Eric Kallgren Boulder, Colorado USA | Posted at 10:21pm on Wednesday, April 8th, 2009 |
Vanity Fair UK survives in the Internet age because of "a really good narrative," according to editor Henry Porter. Porter was interviewed by Ian Burrell of the British newspaper The Independent on April 6, 2009:
"We survive in the internet age because we have still got something that other people can't do, which is to tell a really good narrative. It makes you understand a story in a way that no other medium does," Porter explains of a magazine that in its most recent edition offers detailed insights into the economic meltdown in Iceland, the changing notion of the American Dream and the Bernard Madoff scandal. These are given treatments over nine, 12 and 16 pages respectively.
"It's not quite a book and it's certainly not the brief, cursory stuff of the internet. It's giving these really detailed, clear narratives. Oddly enough, very few people do that in London," he says.
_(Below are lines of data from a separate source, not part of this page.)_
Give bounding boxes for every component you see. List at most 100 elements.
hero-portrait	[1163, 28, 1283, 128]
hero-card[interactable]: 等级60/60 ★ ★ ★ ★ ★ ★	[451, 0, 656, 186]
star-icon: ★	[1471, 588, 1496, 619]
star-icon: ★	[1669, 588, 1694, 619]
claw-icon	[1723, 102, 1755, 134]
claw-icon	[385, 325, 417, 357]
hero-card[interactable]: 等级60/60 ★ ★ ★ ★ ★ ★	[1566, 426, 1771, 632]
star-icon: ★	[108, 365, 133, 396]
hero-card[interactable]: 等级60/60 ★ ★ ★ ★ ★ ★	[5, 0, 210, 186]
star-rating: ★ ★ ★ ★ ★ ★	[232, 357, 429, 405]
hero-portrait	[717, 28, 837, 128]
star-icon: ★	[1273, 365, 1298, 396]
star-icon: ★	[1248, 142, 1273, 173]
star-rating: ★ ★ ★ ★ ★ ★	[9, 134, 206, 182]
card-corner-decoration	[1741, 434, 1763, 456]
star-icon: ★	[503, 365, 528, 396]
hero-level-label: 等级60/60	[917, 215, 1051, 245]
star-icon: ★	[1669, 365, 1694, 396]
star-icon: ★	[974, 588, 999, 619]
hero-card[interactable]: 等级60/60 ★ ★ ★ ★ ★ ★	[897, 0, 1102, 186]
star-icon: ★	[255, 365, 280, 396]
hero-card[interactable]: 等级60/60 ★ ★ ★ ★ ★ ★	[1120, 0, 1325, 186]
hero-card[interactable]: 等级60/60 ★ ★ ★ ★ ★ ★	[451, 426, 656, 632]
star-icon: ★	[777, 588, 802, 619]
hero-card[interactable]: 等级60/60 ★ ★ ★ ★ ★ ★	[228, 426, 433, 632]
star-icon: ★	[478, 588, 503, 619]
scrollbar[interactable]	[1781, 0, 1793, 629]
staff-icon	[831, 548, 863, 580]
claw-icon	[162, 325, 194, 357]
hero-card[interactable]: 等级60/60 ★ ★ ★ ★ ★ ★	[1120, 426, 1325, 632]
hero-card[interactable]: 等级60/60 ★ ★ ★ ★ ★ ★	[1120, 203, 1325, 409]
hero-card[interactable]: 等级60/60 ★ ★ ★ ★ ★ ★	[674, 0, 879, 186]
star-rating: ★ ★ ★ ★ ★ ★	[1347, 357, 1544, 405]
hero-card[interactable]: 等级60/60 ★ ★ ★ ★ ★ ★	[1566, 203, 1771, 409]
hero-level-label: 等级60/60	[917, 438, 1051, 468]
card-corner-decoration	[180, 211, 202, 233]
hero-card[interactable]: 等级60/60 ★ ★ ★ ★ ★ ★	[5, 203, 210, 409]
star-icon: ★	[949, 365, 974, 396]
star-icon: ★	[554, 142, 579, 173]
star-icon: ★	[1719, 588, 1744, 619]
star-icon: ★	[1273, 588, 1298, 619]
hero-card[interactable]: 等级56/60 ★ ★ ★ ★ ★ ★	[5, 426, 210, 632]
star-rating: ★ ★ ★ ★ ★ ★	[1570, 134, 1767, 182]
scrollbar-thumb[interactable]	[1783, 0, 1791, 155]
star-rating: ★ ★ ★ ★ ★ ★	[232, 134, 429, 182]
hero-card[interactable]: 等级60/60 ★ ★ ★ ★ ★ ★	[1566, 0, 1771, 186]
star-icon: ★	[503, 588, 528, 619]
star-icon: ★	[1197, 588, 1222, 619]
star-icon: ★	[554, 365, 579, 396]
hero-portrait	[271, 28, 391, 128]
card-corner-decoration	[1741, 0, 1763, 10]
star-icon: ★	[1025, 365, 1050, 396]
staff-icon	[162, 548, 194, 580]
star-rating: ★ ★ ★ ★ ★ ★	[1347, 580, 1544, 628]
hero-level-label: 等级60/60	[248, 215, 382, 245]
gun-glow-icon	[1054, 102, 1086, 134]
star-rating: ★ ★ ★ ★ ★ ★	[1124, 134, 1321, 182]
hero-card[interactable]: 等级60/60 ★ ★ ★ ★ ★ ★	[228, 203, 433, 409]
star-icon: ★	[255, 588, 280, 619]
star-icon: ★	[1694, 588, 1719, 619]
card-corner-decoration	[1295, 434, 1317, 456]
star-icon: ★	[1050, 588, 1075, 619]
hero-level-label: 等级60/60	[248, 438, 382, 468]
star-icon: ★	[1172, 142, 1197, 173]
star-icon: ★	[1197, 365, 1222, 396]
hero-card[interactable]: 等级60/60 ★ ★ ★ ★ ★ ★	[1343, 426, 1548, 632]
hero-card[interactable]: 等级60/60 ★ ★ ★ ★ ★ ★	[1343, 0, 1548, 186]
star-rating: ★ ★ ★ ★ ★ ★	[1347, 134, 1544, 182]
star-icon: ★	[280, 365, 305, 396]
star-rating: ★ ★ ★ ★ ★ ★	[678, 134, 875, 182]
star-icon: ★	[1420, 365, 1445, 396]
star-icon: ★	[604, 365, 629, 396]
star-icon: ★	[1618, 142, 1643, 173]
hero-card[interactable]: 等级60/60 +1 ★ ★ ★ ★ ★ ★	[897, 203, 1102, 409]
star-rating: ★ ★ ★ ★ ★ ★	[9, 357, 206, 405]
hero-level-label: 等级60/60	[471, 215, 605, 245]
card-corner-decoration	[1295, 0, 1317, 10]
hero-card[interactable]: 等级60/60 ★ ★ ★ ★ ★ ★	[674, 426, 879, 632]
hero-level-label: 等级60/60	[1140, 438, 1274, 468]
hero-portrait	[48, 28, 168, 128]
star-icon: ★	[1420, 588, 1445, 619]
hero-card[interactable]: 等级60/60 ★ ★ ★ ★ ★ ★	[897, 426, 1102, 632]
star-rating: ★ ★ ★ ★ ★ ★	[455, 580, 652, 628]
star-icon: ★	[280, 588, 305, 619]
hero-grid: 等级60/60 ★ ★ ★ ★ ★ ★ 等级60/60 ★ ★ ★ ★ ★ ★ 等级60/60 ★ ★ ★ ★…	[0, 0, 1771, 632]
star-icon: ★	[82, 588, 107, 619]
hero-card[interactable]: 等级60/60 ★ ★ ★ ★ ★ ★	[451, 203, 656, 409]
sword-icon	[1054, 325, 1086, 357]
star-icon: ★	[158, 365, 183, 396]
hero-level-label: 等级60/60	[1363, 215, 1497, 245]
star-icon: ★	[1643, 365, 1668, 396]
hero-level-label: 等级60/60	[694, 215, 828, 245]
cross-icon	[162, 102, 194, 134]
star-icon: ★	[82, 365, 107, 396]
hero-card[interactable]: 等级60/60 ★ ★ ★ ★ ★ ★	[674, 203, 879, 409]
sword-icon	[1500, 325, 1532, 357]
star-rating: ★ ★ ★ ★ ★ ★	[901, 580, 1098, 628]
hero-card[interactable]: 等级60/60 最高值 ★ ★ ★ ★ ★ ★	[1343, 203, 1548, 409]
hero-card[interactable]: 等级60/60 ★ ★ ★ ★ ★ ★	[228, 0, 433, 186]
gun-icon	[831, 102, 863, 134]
Porter's explanation of the Condé Nast magazine's secret does not make for easy reading for British journalists. The star Vanity Fair writer William Langewiesche "doesn't take short cuts, he will do it the long way round and find out everything he needs to know. That is America, that is not Britain, in my view," says Porter. "I think Americans are culturally much more diligent. People given a task tend to do it thoroughly, and that applies to journalism, fact-checking, editing."